The following day, we called him. He said it was all fine, and he would call back to confirm it in 10 minutes. The following day we called him. The flight allocation, he said, had been withdrawn 10 minutes after we had spoken. 'Which 10 minutes was that?' we said, but Jason just made God-like squeaking noises and said he had lost the file. He promised to ring back in 10 minutes to explain. The following day we called him. 'Ah,' he said. 'You wanted to go to Tokyo.'

This time, we spelt out Kuala Lumpur in the international phonetic alphabet, but he still thought we were dorks. He said he'd look into it and call us back. The following day we called him. He recommended a Pakistan International Airlines flight, with an Aeroflot flight as a standby. The PIA flight involved a 24-hour stopover in Karachi, which did not appeal, but on the other hand the Aeroflot flight was . . . Aeroflot, and since the dissolution of the Soviet Union they haven't yet decided who owns the aeroplanes, or, indeed, which way is up.

Jason apologised, but said we had left it a bit late, and promised to call back in 10 minutes. That afternoon we called him. He said PIA had confirmed but Aeroflot was full.

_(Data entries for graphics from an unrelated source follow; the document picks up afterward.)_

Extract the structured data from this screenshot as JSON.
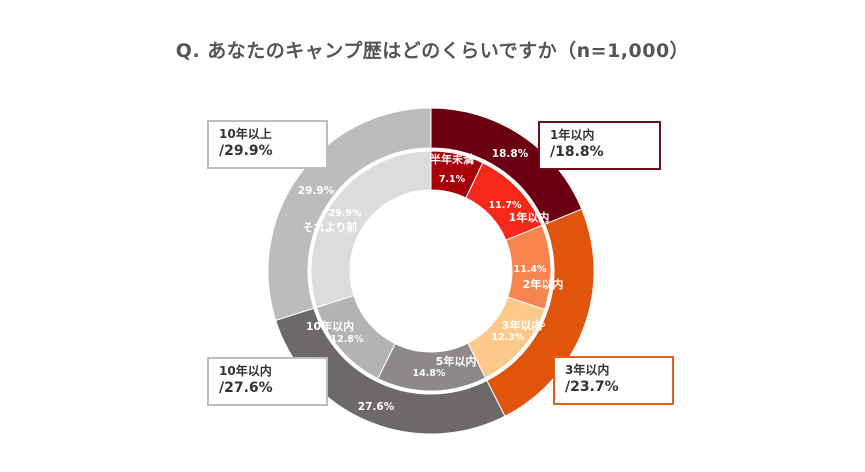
{
  "title": "Q. あなたのキャンプ歴はどのくらいですか（n=1,000）",
  "chart_data": {
    "type": "pie",
    "variant": "nested-donut",
    "title": "Q. あなたのキャンプ歴はどのくらいですか（n=1,000）",
    "outer_ring": [
      {
        "label": "1年以内",
        "value": 18.8,
        "value_label": "18.8%",
        "color": "#6b0013"
      },
      {
        "label": "3年以内",
        "value": 23.7,
        "value_label": "23.7%",
        "color": "#e0540c"
      },
      {
        "label": "10年以内",
        "value": 27.6,
        "value_label": "27.6%",
        "color": "#6d6969"
      },
      {
        "label": "10年以上",
        "value": 29.9,
        "value_label": "29.9%",
        "color": "#bcbcbc"
      }
    ],
    "inner_ring": [
      {
        "label": "半年未満",
        "value": 7.1,
        "value_label": "7.1%",
        "color": "#a8000b"
      },
      {
        "label": "1年以内",
        "value": 11.7,
        "value_label": "11.7%",
        "color": "#f5281a"
      },
      {
        "label": "2年以内",
        "value": 11.4,
        "value_label": "11.4%",
        "color": "#f7844f"
      },
      {
        "label": "3年以内",
        "value": 12.3,
        "value_label": "12.3%",
        "color": "#fcc98a"
      },
      {
        "label": "5年以内",
        "value": 14.8,
        "value_label": "14.8%",
        "color": "#8d8989"
      },
      {
        "label": "10年以内",
        "value": 12.8,
        "value_label": "12.8%",
        "color": "#b3b3b3"
      },
      {
        "label": "それより前",
        "value": 29.9,
        "value_label": "29.9%",
        "color": "#dcdcdc"
      }
    ],
    "callouts": [
      {
        "label": "10年以上",
        "value": "/29.9%",
        "border_color": "#bdbdbd"
      },
      {
        "label": "1年以内",
        "value": "/18.8%",
        "border_color": "#6e0e1a"
      },
      {
        "label": "10年以内",
        "value": "/27.6%",
        "border_color": "#bdbdbd"
      },
      {
        "label": "3年以内",
        "value": "/23.7%",
        "border_color": "#e0611c"
      }
    ]
  }
}
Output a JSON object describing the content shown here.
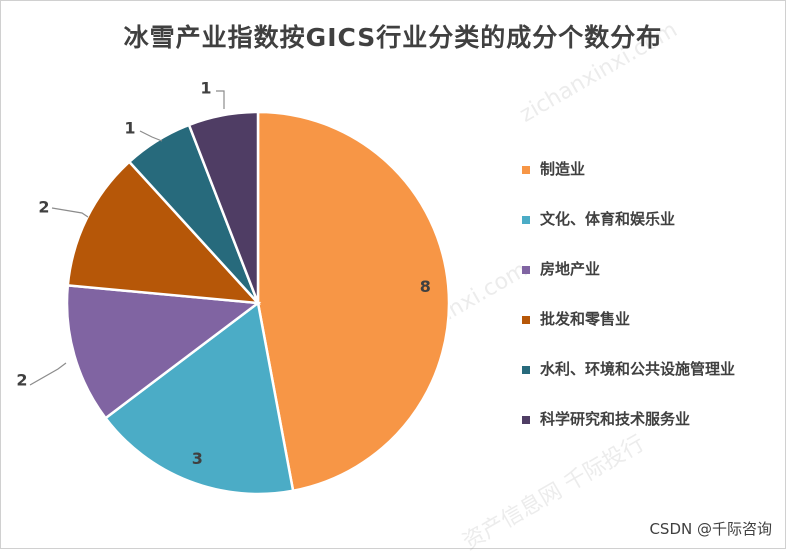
{
  "chart_data": {
    "type": "pie",
    "title": "冰雪产业指数按GICS行业分类的成分个数分布",
    "categories": [
      "制造业",
      "文化、体育和娱乐业",
      "房地产业",
      "批发和零售业",
      "水利、环境和公共设施管理业",
      "科学研究和技术服务业"
    ],
    "values": [
      8,
      3,
      2,
      2,
      1,
      1
    ],
    "colors": [
      "#F79646",
      "#4BACC6",
      "#8064A2",
      "#B65708",
      "#276A7C",
      "#4F3D64"
    ],
    "legend_position": "right",
    "data_labels": [
      "8",
      "3",
      "2",
      "2",
      "1",
      "1"
    ]
  },
  "watermark": {
    "credit": "CSDN @千际咨询",
    "background_text": [
      "资产信息网 千际投行",
      "zichanxinxi.com"
    ]
  }
}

Next time we called him he said PIA had disappeared from the computer but Aeroflot was empty. We said: book a seat on Aeroflot, but let us know if PIA comes back. 'Fine', said Jason, God-like, 'I'll call you back in 10 minutes.' The following day we called him. He was out. The next day we called him. By now we could hear the receptionist hissing 'It's them,' and the crash as Jason dived beneath his desk.

To hell with this, we said, book Aeroflot and cancel PIA altogether. The following day he cancelled Aeroflot and booked PIA. The following day (they were beginning to blur a touch) we called Aeroflot to shout directly. 'No seats]' said the man at Aeroflot's agency. We rang back, pretending to be different people who had never heard of Jason, let alone tried to book through him. 'Plenty of seats]' said the woman from Aeroflot's agency, quoting a price pounds 40 below Jason's.

There you go then; and there she went. The train from Avignon arrives at Victoria. Handy. On her way to Heathrow, Amanda stopped by to punch Jason in the throat. He was out. His boss, Jonathan, said he would be back in 10 minutes.

God-like behaviour, you will agree, exactly the stuff He has been doling out since records began. Floods, plagues, burning bushes, cut-price airline travel: the record is majestically consistent. And the wonders? Well . . . we are all agreed that tourism is the most repulsive, ugly, twisted, pointless scourge ever to hit the planet, and never mind about the rain forests.

It's only appropriate that God should be right in the thick of things, thrashing away at his busted computer, hiding under his desk, not calling back. Plus ca change. And if you want his number you'll find it in Time Out.